I, (name), take you, (name), as my husband/wife. I promise to be true to you in good times and in bad, in sickness and in health. I swear I will love and honor you from this day until the end of my days.

Marital Vows in Rosewood

The ringbearer brings the rings to the priest who blesses them before the newlyweds place them on each other’s fingers. As they give each other their ring, they both recite:

“In the name of the Father, the Son, and the Holy Spirit, take this ring as a sign of my undying love and eternal faithfulness in the face of all things that might come between us. From now on, I am yours and you are mine.”

The priest then officially pronounces the couple as husband and wife and the two exchange a kiss before a usually happy congregation. For commoners, the entire tradition is fun, full of singing and dancing, people making jokes, drinks, laughter, smiles, and congratulations. The nobility usually goes through this process with a degree of seriousness, which only increases as the social rank of the bride and groom increases. Another key difference is the consummation. To fully seal a marriage, the bride and the groom must lie together. For commoners, this happens after the marriage celebration, when the guests have gone and the newlyweds are left alone. Noble marriages usually have a “public” consummation, wherein a number of witnesses of the groom and the bride watch as the two consummate their marriage to make sure that everything was followed correctly.

Both husband and wife, upon getting married, enter into a marriage debt. The husband and wife are expected to produce children with each other. Both are expected to support one another and uphold their good name. They may not cheat one another or go their separate ways. Marriages are based on trust, honor, and love.

There are ways for a marriage to end. Divorce by request is the rarest. Legally, only the Pope can carry out a divorce, but in reality, some Bishops practice this as well. The most common divorce is divorce by annulment, wherein a union is considered unlawful and rendered void. Any ordained priest can annul a marriage, but there must be a reason for it. The most common reasons are:

  • One or both spouses are already in a marriage
  • One or both spouses are divorced by request
  • The spouses are related by blood or spirit (first cousins, godparents, etc.)
  • One or both spouses are found to be unable to produce children
  • One or both spouses commit a marital crime like adultery
  • One or both spouses were wed before they came of age
  • The marriage was carried out in secret or without witnesses
  • The marriage is based on deceit (concerning the dowry, the spouses’ religion, etc.)
  • The marriage ceremony was carried out incorrectly or by someone who is not ordained

Usually, divorce is the very last option in rough marriages. Priests and advisors will often separate the two spouses, physically, and let them live apart for a few months/years rather than go through with a divorce. If a person is divorced by annulment, they may remarry.
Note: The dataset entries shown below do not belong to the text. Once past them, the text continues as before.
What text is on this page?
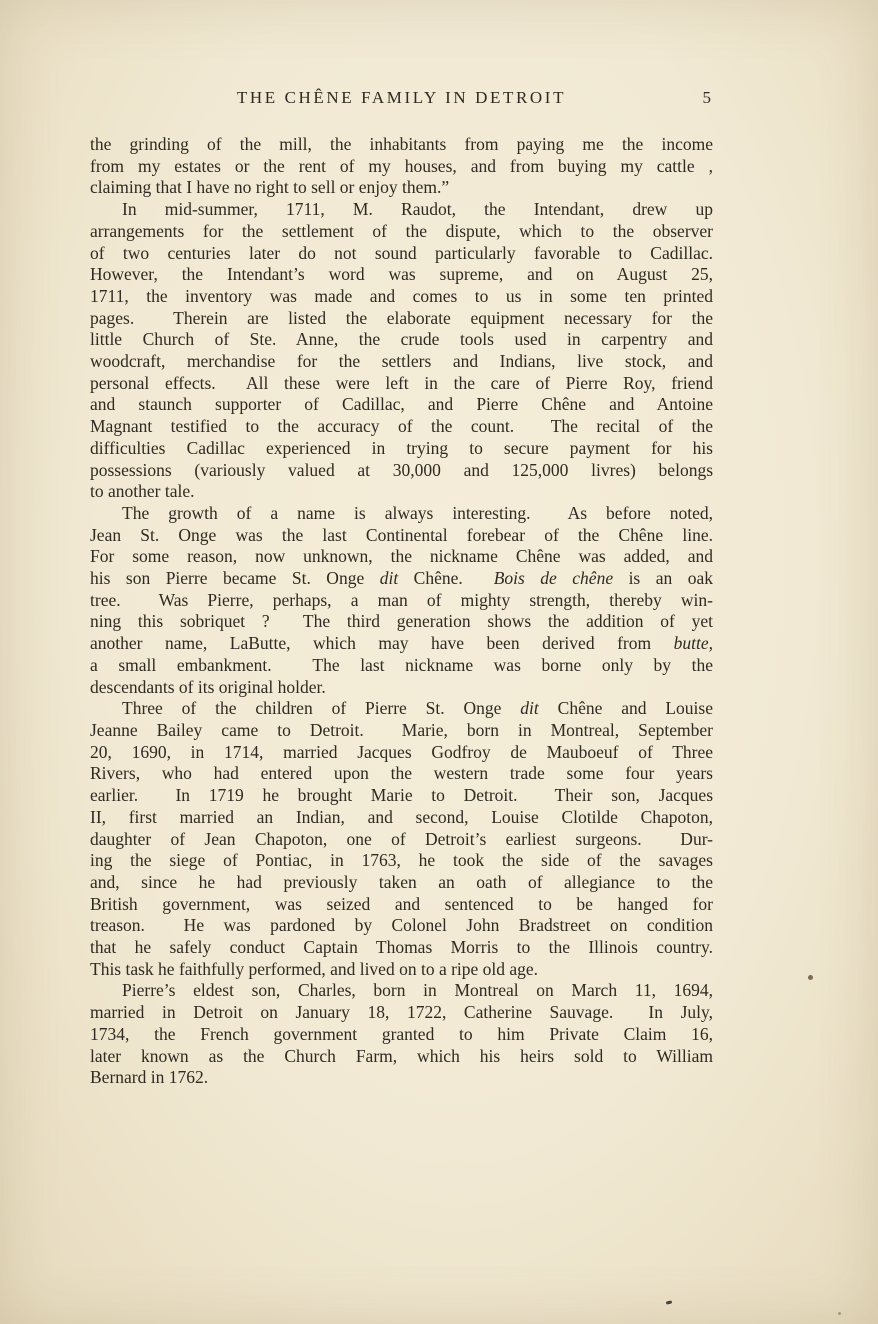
THE CHÊNE FAMILY IN DETROIT	5
the grinding of the mill, the inhabitants from paying me the income
from my estates or the rent of my houses, and from buying my cattle ,
claiming that I have no right to sell or enjoy them.”
In mid-summer, 1711, M. Raudot, the Intendant, drew up
arrangements for the settlement of the dispute, which to the observer
of two centuries later do not sound particularly favorable to Cadillac.
However, the Intendant’s word was supreme, and on August 25,
1711, the inventory was made and comes to us in some ten printed
pages.  Therein are listed the elaborate equipment necessary for the
little Church of Ste. Anne, the crude tools used in carpentry and
woodcraft, merchandise for the settlers and Indians, live stock, and
personal effects.  All these were left in the care of Pierre Roy, friend
and staunch supporter of Cadillac, and Pierre Chêne and Antoine
Magnant testified to the accuracy of the count.  The recital of the
difficulties Cadillac experienced in trying to secure payment for his
possessions (variously valued at 30,000 and 125,000 livres) belongs
to another tale.
The growth of a name is always interesting.  As before noted,
Jean St. Onge was the last Continental forebear of the Chêne line.
For some reason, now unknown, the nickname Chêne was added, and
his son Pierre became St. Onge dit Chêne.  Bois de chêne is an oak
tree.  Was Pierre, perhaps, a man of mighty strength, thereby win-
ning this sobriquet ?  The third generation shows the addition of yet
another name, LaButte, which may have been derived from butte,
a small embankment.  The last nickname was borne only by the
descendants of its original holder.
Three of the children of Pierre St. Onge dit Chêne and Louise
Jeanne Bailey came to Detroit.  Marie, born in Montreal, September
20, 1690, in 1714, married Jacques Godfroy de Mauboeuf of Three
Rivers, who had entered upon the western trade some four years
earlier.  In 1719 he brought Marie to Detroit.  Their son, Jacques
II, first married an Indian, and second, Louise Clotilde Chapoton,
daughter of Jean Chapoton, one of Detroit’s earliest surgeons.  Dur-
ing the siege of Pontiac, in 1763, he took the side of the savages
and, since he had previously taken an oath of allegiance to the
British government, was seized and sentenced to be hanged for
treason.  He was pardoned by Colonel John Bradstreet on condition
that he safely conduct Captain Thomas Morris to the Illinois country.
This task he faithfully performed, and lived on to a ripe old age.
Pierre’s eldest son, Charles, born in Montreal on March 11, 1694,
married in Detroit on January 18, 1722, Catherine Sauvage.  In July,
1734, the French government granted to him Private Claim 16,
later known as the Church Farm, which his heirs sold to William
Bernard in 1762.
However, those who were divorced by request are not free to remarry, legally. Since most of them are nobles and usually powerful ones, they don’t take that rule to heart.

When someone’s spouse dies, they become a widow/widower and they inherit their spouse’s property. They can remarry, but only after forty days have passed since their late spouse was buried.

What of those men who prefer the company of other men and women who prefer women? While the Church does not recognize their love or their unions, people are people and will seek passion and fulfillment wherever they can. These relationships must remain hidden from the prying eyes of the public, but that does not diminish their existence or their fervor. Many of them end up choosing to marry traditionally but hold affairs with their lovers in secret. Commoners who are found out can be punished heavily. However, there are times when families will keep their sons’ and daughters’ secrets to protect their lives and their honor. Unfortunately, it is also common for these men and women to be betrayed by their families who worry for their souls. Noblemen and noblewomen of queer tastes often enjoy more liberty based on the power they hold. Without anyone breathing down their shoulders, these lords and ladies may end up spending their entire lives in the arms of the person they truly love, if they are lucky enough.